Mesmo errando muito com Tempestade,
Kinberg não vacila tanto por não inventar alguma evolução para Anjo ou Psylocke.
As motivações dos dois são muito rasteiras, seduzidos apenas pela promessa e
entrega de mais poder dado por Apocalipse – essa habilidade de intensificar as
mutações dos personagens é interessante. Ambos entram e saem calados de cena
dando margem para criação zero na atuação de Ben Hardy e Olivia Munn que se
limitam a fazer poses bonitas e poderosas.
No que há de realmente bom em
Apocalipse é a sina amaldiçoada do deus. A ironia fina de sempre cair,
fracassar, ao ser traído por seus seguidores. Na primeira vez pelos inferiores
humanos e na segunda, por seus súditos mais fiéis. Um arco irônico bem alocado.
Além disso há alguma margem de exploração logo arrefecida com Magneto que
possui o arco mais interessante do filme.
Após tantas obras, é difícil
criar algum ineditismo para o sofrido personagem, porém os roteiristas têm
sucesso em Apocalipse. Apesar de ser
um núcleo previsível, telegrafado, é interessante ver a nova identidade de
Magneto convivendo em paz com sua família nas entranhas da Polônia levando o modo
de vida menos destrutivo que Xavier pregava desde Primeira Classe. Obviamente, a família dele morre, acidentalmente,
despertando o latente rancor e ódio que ele sente pelos homens. Ao questionar
Deus sobre sua verdadeira natureza, eis que surge Apocalipse com a resposta. É
um jogo tão bem feito quanto o da traição que a divindade sofre. Simples e bem
pensado. Aliás, é ótimo notar que o vilão não ativa fisicamente o verdadeiro
potencial de Magneto, mas apenas direciona sua concentração. Eis que temos a versão
mais forte, perigosa e ameaçadora do mutante até agora.

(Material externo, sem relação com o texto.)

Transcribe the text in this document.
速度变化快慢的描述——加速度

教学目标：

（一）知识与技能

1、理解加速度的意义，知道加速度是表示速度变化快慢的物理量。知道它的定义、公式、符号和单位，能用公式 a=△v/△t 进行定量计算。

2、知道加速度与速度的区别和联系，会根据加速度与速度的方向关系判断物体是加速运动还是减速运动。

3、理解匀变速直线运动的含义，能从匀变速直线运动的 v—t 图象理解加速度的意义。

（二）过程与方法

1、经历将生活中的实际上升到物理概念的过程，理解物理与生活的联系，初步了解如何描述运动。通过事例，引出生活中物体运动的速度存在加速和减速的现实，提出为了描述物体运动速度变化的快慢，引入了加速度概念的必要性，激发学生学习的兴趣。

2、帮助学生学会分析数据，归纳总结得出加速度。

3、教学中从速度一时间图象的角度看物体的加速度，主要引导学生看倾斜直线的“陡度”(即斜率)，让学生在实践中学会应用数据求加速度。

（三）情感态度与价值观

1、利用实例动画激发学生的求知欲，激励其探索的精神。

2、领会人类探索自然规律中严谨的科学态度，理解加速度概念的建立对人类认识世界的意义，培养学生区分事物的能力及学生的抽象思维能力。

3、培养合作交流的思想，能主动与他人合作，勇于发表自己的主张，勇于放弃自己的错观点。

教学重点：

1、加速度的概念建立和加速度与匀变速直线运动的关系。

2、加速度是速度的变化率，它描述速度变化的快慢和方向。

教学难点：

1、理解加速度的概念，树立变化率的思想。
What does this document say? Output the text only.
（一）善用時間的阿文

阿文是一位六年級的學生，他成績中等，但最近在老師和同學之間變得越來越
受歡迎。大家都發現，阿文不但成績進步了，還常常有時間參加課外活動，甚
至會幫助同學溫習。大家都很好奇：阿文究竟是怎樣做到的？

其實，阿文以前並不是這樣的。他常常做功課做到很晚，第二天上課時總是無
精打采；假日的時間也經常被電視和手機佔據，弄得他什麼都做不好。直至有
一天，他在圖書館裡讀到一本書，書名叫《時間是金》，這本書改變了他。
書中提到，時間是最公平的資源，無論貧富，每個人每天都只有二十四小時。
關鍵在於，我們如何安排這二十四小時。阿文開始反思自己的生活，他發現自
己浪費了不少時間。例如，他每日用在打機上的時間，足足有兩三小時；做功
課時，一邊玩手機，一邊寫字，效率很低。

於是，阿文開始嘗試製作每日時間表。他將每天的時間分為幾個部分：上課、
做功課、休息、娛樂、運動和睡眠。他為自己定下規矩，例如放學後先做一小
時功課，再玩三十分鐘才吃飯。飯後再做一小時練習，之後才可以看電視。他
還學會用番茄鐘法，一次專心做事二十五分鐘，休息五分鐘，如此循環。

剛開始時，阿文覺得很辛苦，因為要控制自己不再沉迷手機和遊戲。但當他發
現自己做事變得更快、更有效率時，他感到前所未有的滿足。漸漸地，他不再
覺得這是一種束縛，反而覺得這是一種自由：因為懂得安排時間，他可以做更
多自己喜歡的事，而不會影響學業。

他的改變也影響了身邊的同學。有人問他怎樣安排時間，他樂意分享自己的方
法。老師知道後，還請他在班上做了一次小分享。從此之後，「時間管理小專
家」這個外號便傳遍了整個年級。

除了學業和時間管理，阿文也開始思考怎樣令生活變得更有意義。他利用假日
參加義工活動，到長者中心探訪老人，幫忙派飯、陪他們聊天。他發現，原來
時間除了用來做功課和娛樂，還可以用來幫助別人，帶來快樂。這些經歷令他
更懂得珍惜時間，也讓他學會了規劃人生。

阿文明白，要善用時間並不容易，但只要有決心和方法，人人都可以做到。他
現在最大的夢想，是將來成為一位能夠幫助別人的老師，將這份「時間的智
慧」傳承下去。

Além disso a simbologia da
destruição de Auschwitz é intensa. Ao destruir o maior memorial do sofrimento
judeu na História, Magneto põe em prática a velha máxima: “o povo que não
conhece sua história, está condenado a repeti-la”. Isso é a essência da
concepção do personagem desde os quadrinhos que foi tão maravilhosamente
adaptada e desenvolvida ao longo de seis filmes. Um rapaz que sofreu com os
horrores da intolerância e genocídio para se transformar exatamente no que mais
repudiava – apesar do vilão oscilar no seu nível de carnificina, o discurso
permanece.
Nisso há a origem dos pontos
positivos do roteiro. Essa nova trilogia que virá, pelo jeito, caminhará por
rumos muito diferentes do que vimos na primeira. Tudo graças aos eventos de DOFP. Agora nessa realidade paralela, os
mutantes não sofrem tanto com o preconceito, apesar de ainda existir, velado.
Os vilões passam a trabalhar para o bem. E o drama trágico se esvai quase que
completamente. Certamente é uma faca de dois gumes, pois direciona a franquia
para terrenos amistosos e mais seguros.
Kinberg trabalha com menos
personagens com a intenção desenvolvê-los de ponta a ponta com qualidade
narrativa. Nisso temos: Mística, Xavier, Magneto, Jean Grey e Scott. Logo fica
mais simples de analisar o texto. Personagens secundários são tratados como
tais. Às vezes como conveniências de história com Moira McTaggert ou como
instrumentos de soluções rápidas através de Noturno, Fera e Mercúrio – também alívios
cômicos.
Para conseguir estabelecer isso
com firmeza, o roteirista investe muito tempo de desenvolvimento até mais da
metade do longa – a história somente acelera após a majestosa corrida de Mercúrio
na Mansão X. Logo, as cenas de ação acabam seletas destinadas mais para a
metade do segundo e terceiro atos. Por se tratar de um grupo multi
protagonista, Kinberg consegue equilibrar bem o tempo de tela de cada um para
criar suas interessantes histórias individuais.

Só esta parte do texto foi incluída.